Eduardo Bolsonaro tem maioria de votos para condenação no STF por coação
A Primeira Turma do Supremo Tribunal Federal (STF) atingiu maioria de votos pela condenação do ex-deputado Eduardo Bolsonaro. A decisão ocorre no âmbito de uma ação penal em que o político é acusado de praticar coação no curso do processo, crime que teria sido cometido ao tentar interferir no julgamento do pai, o ex-presidente Jair Bolsonaro, em relação à chamada trama golpista. O relator da matéria, ministro Alexandre de Moraes, foi acompanhado pelos ministros Cristiano Zanin e Cármen Lúcia. O presidente do colegiado, ministro Flávio Dino, ainda não proferiu seu voto.
A fundamentação do relator e dos demais ministros
Em seu voto, o ministro Alexandre de Moraes rechaçou os argumentos da defesa de que o ex-parlamentar estaria protegido pela imunidade parlamentar ou pelo exercício da liberdade de expressão. De acordo com o relator, as ações de Eduardo, que envolveram lobby junto ao governo dos Estados Unidos para criar instabilidade e ameaçar autoridades judiciárias brasileiras, não possuem qualquer relação com o exercício do mandato. Moraes enfatizou que o réu utiliza o exterior como refúgio para não responder à justiça brasileira, destacando que o Poder Judiciário não pode permitir que o processo penal seja desvirtuado por fraudes ou que o réu se beneficie da própria torpeza.
Os ministros Cristiano Zanin e Cármen Lúcia convergiram integralmente com o entendimento do relator. Zanin pontuou que o conjunto probatório, que abrange manifestações e publicações entre janeiro e setembro de 2025, demonstra de forma inequívoca a autoria e a materialidade do crime de coação, visando pressionar o STF na condução da ação penal. No mesmo sentido, Cármen Lúcia corroborou a existência de uma sucessão de atos configuradores de um percurso criminoso destinado a constranger os magistrados da Corte.

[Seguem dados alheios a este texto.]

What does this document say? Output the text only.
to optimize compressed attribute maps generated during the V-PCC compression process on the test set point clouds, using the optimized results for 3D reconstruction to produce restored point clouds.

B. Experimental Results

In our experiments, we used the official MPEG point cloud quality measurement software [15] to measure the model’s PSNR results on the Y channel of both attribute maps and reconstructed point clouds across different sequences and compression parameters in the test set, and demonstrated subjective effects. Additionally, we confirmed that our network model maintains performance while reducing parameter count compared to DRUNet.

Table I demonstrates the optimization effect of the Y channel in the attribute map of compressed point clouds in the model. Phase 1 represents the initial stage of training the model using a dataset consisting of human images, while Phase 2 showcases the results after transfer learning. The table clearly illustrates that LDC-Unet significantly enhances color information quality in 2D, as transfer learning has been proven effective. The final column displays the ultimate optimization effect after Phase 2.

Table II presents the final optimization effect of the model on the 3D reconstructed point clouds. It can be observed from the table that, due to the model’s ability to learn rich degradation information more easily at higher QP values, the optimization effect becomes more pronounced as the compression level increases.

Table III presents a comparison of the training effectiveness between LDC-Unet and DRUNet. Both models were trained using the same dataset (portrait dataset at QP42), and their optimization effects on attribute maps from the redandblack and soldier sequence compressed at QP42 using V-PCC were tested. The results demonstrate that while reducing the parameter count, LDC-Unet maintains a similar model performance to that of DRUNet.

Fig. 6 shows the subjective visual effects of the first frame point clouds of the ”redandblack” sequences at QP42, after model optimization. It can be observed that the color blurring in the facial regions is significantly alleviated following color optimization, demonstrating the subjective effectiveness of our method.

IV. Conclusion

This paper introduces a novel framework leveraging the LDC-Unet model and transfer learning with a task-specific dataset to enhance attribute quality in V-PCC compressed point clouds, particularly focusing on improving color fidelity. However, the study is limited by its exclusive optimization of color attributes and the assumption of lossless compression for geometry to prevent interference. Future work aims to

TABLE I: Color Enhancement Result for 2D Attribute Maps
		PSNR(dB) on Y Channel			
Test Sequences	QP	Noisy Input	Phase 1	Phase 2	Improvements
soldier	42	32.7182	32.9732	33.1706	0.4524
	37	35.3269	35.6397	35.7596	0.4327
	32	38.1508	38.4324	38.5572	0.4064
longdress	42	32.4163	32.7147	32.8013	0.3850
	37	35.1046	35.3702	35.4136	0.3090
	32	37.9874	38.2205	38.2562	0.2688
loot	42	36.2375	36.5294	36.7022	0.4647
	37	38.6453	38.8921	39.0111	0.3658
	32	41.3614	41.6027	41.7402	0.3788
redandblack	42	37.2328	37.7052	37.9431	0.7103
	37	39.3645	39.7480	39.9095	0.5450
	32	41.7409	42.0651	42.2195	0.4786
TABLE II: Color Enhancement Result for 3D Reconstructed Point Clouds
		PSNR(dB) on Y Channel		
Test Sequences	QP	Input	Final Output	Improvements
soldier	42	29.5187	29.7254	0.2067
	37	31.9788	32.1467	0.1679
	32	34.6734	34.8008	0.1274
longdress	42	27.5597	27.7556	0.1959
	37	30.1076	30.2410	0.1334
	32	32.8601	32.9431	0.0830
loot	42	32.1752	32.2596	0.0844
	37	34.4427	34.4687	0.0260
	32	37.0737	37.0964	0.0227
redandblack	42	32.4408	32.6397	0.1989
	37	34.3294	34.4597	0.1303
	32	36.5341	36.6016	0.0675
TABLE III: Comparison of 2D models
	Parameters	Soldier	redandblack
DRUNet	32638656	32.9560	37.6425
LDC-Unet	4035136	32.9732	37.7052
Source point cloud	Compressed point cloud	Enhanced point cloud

Os argumentos da Procuradoria-Geral da República
Para a Procuradoria-Geral da República (PGR), a conduta do réu visava sobrepor os interesses da família Bolsonaro ao devido processo legal, buscando impedir a condenação do ex-presidente. A acusação apresentou um vasto acervo de provas, incluindo entrevistas, postagens em redes sociais e trocas de mensagens entre Eduardo e Jair Bolsonaro, que evidenciariam a articulação para constranger o Poder Judiciário. O subprocurador-geral da República, Antônio Edílio Magalhães, reforçou que o contexto fático demonstra claramente a existência da coação, sustentando a procedência total da ação penal em nome da defesa das instituições e da cidadania.
A estratégia da defesa
Sem indicação de defesa particular, o ex-deputado foi representado pela Defensoria Pública da União (DPU), por meio do defensor Esdras dos Santos Carvalho. A estratégia da defesa focou em pleitear a absolvição por alegada insuficiência de provas, argumentando ainda pela nulidade do processo devido a questões processuais, como a contestação da participação do ministro Alexandre de Moraes no julgamento. Além disso, a DPU sustentou que o processo enfrentou limitações técnicas, dada a ausência de contato entre a defesa e o réu. Em termos de mérito, a Defensoria argumentou que as manifestações de Eduardo Bolsonaro constituem exercício de liberdade de expressão e que o réu não detinha poder de ingerência sobre decisões soberanas de governos estrangeiros, não configurando, portanto, infrações penais.